Воздух на платформе был свежим, свет резал глаза. В Нью-Йорке воздух был пресным, он редко пах чем-нибудь, а если и пах, то чем-нибудь одним: дождем, мусором, духами или смогом. Здесь ветер был прохладным, он нес в себе воду. Туман клубился над холмами, и его клубы походили на другие, более мягкие холмы. Воздух пах травами и эвкалиптом, ментолом и пряными кексами. Влажной землей, сухой землей.
Я сомневалась, что эта поездка будет чем-то отличаться от остальных. Когда-то давно Мона назвала меня неверующим Фомой, и мама тоже так меня иногда называла, чтобы подразнить.
Я сошла на остановке «Калифорния-авеню». Город выглядел так, будто ничего не происходило в нем. Дорога тянулась вдаль, к зеленым холмам, прямая, как взлетная полоса. Я спустилась в подземный переход под Альма-стрит, чтобы выйти на другой стороне – в облако золотого света, и зашагала мимо соснового парка. Здесь дома жались к земле.
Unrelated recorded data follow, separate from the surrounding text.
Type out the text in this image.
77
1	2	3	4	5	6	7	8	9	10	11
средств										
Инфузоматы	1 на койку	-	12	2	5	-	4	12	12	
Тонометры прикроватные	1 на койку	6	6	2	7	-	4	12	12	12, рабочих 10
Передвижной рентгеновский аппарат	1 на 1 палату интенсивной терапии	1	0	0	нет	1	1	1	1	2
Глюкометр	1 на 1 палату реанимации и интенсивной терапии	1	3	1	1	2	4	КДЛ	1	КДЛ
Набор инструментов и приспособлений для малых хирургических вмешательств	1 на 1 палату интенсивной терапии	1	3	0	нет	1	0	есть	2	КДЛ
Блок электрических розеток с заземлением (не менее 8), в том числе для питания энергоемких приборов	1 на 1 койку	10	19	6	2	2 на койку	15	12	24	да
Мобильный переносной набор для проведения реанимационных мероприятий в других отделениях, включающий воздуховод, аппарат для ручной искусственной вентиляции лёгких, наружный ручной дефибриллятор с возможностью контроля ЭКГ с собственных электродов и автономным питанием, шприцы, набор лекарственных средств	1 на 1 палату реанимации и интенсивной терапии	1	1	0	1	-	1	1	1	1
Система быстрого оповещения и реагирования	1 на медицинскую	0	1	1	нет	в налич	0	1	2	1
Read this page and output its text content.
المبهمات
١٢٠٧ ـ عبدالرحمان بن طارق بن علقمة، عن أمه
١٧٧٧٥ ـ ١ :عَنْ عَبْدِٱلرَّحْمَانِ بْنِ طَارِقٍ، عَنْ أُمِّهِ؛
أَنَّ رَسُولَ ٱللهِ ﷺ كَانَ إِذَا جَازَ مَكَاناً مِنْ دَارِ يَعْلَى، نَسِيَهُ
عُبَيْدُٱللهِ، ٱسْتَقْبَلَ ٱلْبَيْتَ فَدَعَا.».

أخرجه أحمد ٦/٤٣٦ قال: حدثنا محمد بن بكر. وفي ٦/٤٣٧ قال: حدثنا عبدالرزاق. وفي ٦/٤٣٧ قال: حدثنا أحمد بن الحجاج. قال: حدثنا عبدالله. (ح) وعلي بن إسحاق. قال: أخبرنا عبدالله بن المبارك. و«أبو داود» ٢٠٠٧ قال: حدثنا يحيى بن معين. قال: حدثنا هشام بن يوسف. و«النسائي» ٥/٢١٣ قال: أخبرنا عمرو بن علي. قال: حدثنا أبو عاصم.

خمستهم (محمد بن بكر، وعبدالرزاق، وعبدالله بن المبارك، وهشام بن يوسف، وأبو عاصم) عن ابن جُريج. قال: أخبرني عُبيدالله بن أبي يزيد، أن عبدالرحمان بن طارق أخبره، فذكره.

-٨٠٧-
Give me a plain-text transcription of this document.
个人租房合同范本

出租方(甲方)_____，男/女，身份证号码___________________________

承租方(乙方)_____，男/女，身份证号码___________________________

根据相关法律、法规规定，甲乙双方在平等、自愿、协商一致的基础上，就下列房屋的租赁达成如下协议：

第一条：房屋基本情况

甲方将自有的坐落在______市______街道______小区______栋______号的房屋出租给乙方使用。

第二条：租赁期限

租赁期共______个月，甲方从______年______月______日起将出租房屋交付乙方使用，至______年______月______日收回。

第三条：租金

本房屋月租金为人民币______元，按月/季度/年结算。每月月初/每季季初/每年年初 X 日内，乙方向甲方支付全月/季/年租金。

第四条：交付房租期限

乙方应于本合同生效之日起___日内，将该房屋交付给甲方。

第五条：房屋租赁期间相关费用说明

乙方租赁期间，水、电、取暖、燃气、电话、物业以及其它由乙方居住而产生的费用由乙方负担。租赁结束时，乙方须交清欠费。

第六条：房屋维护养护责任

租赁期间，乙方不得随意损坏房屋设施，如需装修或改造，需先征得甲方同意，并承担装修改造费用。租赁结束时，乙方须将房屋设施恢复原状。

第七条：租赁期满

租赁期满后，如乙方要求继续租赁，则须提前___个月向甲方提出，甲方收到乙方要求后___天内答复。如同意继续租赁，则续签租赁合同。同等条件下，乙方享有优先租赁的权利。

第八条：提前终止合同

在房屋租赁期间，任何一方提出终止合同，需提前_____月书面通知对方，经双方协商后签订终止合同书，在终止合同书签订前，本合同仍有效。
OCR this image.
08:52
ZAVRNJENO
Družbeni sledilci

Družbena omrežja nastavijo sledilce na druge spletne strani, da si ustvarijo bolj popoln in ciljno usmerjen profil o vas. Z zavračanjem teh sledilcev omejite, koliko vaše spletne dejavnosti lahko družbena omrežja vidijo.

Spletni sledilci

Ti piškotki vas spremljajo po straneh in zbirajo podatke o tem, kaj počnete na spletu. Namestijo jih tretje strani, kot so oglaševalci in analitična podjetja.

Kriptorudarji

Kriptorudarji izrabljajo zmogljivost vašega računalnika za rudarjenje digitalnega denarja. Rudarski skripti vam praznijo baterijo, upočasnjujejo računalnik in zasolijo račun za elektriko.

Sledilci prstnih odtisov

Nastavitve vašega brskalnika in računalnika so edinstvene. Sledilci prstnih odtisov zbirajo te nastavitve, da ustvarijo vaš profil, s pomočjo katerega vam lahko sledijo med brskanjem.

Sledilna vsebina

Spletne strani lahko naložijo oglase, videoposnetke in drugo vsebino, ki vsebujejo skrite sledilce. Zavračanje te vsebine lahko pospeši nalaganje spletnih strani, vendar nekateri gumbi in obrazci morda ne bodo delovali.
Полгода назад я стала принимать клоназепам, успокоительное средство, снижающее реакцию миндалевидного тела мозга на стресс – небольшими дозами, по 0,25 миллиграмма в день. Вопреки – или, быть может, благодаря – настояниям отца попробовать марихуану или ЛСД, меня никогда не привлекали наркотики, и я никогда не принимала ничего такого. Но из-за ежемесячных перелетов туда-обратно, учебы в магистратуре, болезни матери и ее безденежья мне стало трудно сосредоточиться. Я двигалась и говорила все быстрее и быстрее. Во мне появилось что-то лихорадочное: я словно пыталась отвлечь окружающих и не дать им разглядеть себя. Я стала нервной, настороженной, неуверенной в себе, все время боялась, что отец скажет что-нибудь ужасное, а потом умрет, и ничего нельзя будет исправить.